When school staff were overwhelmed by the system’s complexity, IBM charged an extra £14.5 million to build a maintenance support centre.
When a bid for an extra £24.9 million in running costs was rejected by federal regulators, the support centre was dismantled after only nine months in operation.
Auditors are also investigating why officials bought a £540,000 network server suitable for a multinational corporation for the Endeavour elementary school in Cocoa, Florida, with only 650 pupils.
Because it was someone else’s money. The real idiots are the people who thought this would turn out differently than it has.
[source]
Within hours of the first private flight to outer space on Monday, a NASA (news - web sites) official said the agency might offer millions of dollars in prizes to encourage commercial missions to orbit the Earth or land on the moon.
Michael Lembeck of NASA’s office of exploration systems said such prizes would go to private explorers for such landmarks as “the first soft landing on the moon, or for returning a piece of an asteroid to Earth.”

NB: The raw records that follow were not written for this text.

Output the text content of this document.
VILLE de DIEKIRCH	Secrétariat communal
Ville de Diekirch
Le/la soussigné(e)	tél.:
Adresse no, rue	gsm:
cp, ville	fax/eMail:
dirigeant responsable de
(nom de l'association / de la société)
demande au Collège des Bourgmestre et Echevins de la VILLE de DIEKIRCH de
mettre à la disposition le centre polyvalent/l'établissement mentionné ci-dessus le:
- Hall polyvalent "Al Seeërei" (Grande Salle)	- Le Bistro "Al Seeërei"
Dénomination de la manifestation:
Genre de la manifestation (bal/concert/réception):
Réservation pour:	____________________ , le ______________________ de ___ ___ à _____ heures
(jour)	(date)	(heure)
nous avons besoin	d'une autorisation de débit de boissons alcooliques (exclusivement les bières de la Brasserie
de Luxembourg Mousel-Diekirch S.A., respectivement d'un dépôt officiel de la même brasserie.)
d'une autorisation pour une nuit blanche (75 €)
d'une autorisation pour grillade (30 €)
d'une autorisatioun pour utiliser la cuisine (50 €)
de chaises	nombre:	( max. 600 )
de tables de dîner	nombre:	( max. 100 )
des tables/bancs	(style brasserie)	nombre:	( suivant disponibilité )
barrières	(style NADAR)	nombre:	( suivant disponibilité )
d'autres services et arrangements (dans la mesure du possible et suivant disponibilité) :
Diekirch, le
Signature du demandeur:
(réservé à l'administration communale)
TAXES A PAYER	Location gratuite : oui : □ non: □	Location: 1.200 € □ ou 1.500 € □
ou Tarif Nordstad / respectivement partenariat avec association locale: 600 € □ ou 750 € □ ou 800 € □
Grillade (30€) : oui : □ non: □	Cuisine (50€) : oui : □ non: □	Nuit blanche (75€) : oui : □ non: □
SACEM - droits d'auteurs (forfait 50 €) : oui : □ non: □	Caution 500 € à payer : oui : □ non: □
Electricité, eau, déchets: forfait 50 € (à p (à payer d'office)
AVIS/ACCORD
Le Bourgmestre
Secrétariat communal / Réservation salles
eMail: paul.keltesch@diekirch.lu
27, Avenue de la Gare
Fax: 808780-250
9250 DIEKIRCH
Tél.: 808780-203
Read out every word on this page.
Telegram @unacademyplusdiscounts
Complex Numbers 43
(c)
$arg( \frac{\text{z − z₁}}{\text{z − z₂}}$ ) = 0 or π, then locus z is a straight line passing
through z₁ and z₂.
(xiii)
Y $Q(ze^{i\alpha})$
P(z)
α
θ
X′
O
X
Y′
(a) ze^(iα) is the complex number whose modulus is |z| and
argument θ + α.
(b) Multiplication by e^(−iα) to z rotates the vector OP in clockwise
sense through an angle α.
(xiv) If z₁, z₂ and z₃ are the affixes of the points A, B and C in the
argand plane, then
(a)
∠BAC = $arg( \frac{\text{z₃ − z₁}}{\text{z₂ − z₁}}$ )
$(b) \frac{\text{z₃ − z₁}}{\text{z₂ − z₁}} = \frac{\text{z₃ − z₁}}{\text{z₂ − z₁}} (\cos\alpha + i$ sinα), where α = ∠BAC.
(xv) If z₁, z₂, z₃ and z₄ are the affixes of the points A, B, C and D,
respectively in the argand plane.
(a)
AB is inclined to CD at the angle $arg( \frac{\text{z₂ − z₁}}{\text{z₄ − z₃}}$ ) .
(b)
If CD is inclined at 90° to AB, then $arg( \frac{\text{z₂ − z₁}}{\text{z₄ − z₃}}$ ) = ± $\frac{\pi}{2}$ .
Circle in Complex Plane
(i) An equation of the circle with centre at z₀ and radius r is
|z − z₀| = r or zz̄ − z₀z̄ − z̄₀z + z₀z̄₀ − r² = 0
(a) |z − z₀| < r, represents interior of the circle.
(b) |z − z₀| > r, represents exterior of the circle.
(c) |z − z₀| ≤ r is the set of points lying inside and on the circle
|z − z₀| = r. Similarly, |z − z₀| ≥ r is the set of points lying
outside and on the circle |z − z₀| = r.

“What we’re looking for is innovation like what Burt Rutan brought to the table today,” Lembeck said, referring to the legendary aerospace pioneer who designed the rocket plane SpaceShipOne that entered outer space 62 miles above the Mojave Desert in California.
Lembeck said NASA would consider offering $10 million to $30 million in prizes to encourage private investors to develop space vehicles. There was even discussion of offering “a couple hundred million dollars for the first private orbital flight,” he said in a telephone interview.
Given NASA’s past history with private space flight, this is like the UN declaring that the Coalition was right in Iraq. I have to give NASA some praise for getting on the band wagon instead of declaring the wheels are falling off.
The ultimate Maureen Dowd skewering. A copy of her most recent column, annotated with hyperlinks to make her points more clear.
A day after a U.S. air strike destroyed six homes in this flash- point city, a senior Iraqi official said Sunday that 23 of 26 people killed in the attack were foreign terrorists, including men from Algeria, Saudi Arabia and Yemen.
[…]
On Sunday, there were no serious mortar attacks against U.S. forces, no fiery sermons at the mosques, no marches in the street. Instead, Fallujah, a battered city that just weeks ago was the scene of some of the most intense urban combat in Iraq since the occupation began, was functioning normally, with police officers at checkpoints, traffic flowing smoothly and boys selling roasted cashews on the sidewalk.
Looks like every one’s learned a lesson from the siege except western journalists.
Spaceship One flight this morning was good. Whether it made it to space is still to be verified. Reports from webloggers on site indicate success. However, headline writers still desperately need the “No Reporters Left Behind” initiative:
Rocket plane reaches Earth’s atmosphere in private space flight
All the way to the atmosphere! Does that mean they rolled it out on the tarmac?